Asentí y continuamos camino a París. La monotonía de la autopista me venció, y cuando desperté ya subía el Citroën las cuestas de Montmartre.

—¿Llamamos ahora o cuando salgamos de ver a
madame
Bouvier? —pregunté a Mars.

—Pensaba en eso, teníamos que haber llamado al mediodía. Ojalá no sea demasiado tarde, pero yo esperaría a hablar con la señora —me contestó.

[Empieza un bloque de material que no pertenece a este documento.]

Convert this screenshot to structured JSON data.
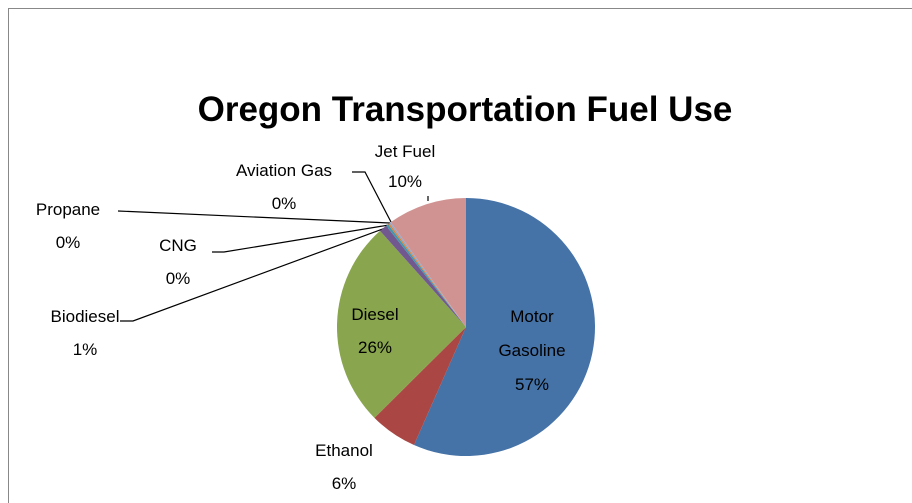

Tenía razón. Yo también creía que era mejor llamar a aquellos extraños después de hablar con la señora, no solo porque ganaríamos un tiempo precioso, sino porque quizá tendríamos algo que decirles. Aunque el hallazgo de los túneles había sido todo un éxito, en realidad no habíamos encontrado nada, ni teníamos nada sobre lo que poder seguir alguna pista, más allá del escudo del sarcófago. Yo solo esperaba que la señora Bouvier no nos obligase a volver para ver qué o quién había dentro de él.

Cuando
madame
nos vio, corrió a nuestro encuentro y nos acompañó por el jardín selvático hasta el interior de su casa. Dejamos la extraordinaria biblioteca y nos refugiamos de nuevo en su cocina. Pareciese que nunca habíamos salido de ella, y entre las dos visitas habían transcurrido dos días de una intensidad espantosa.

—Señora Bouvier, encontramos las pistas de Azul —comenzó a explicar Mars.

Y le detalló a la señora cómo Azul había marcado el dedo índice del monje en el capitel, cómo habíamos seguido la pista hasta Clairvaux, y cómo allí habíamos encontrado un féretro, también descubierto por Azul, con un escudo y diversos grabados en él. No le dijo nada de los túneles ni de cómo habíamos llegado al sepulcro. Tampoco la señora preguntó. Saqué mi ordenador y le mostramos las fotos.

—¡No es posible!, ese escudo me es conocido. Sin embargo…, si no estoy equivocada…, creo que… ¡Esperadme aquí! —y corrió hacia la biblioteca. Yo no le hice caso y la seguí.

Como si tuviese en su cabeza una base de datos ordenada de los miles de volúmenes que se almacenaban en aquellos estantes, la señora Bouvier agarró la escalera y trepó por ella hasta una vitrina. La abrió y, sin bajar, consultó un libro grueso de tapas rojizas, después lo cerró y corrió, todavía desde lo alto de la escalera, hasta otra vitrina. Entonces arrancó del olvido otro volumen y bajó con él.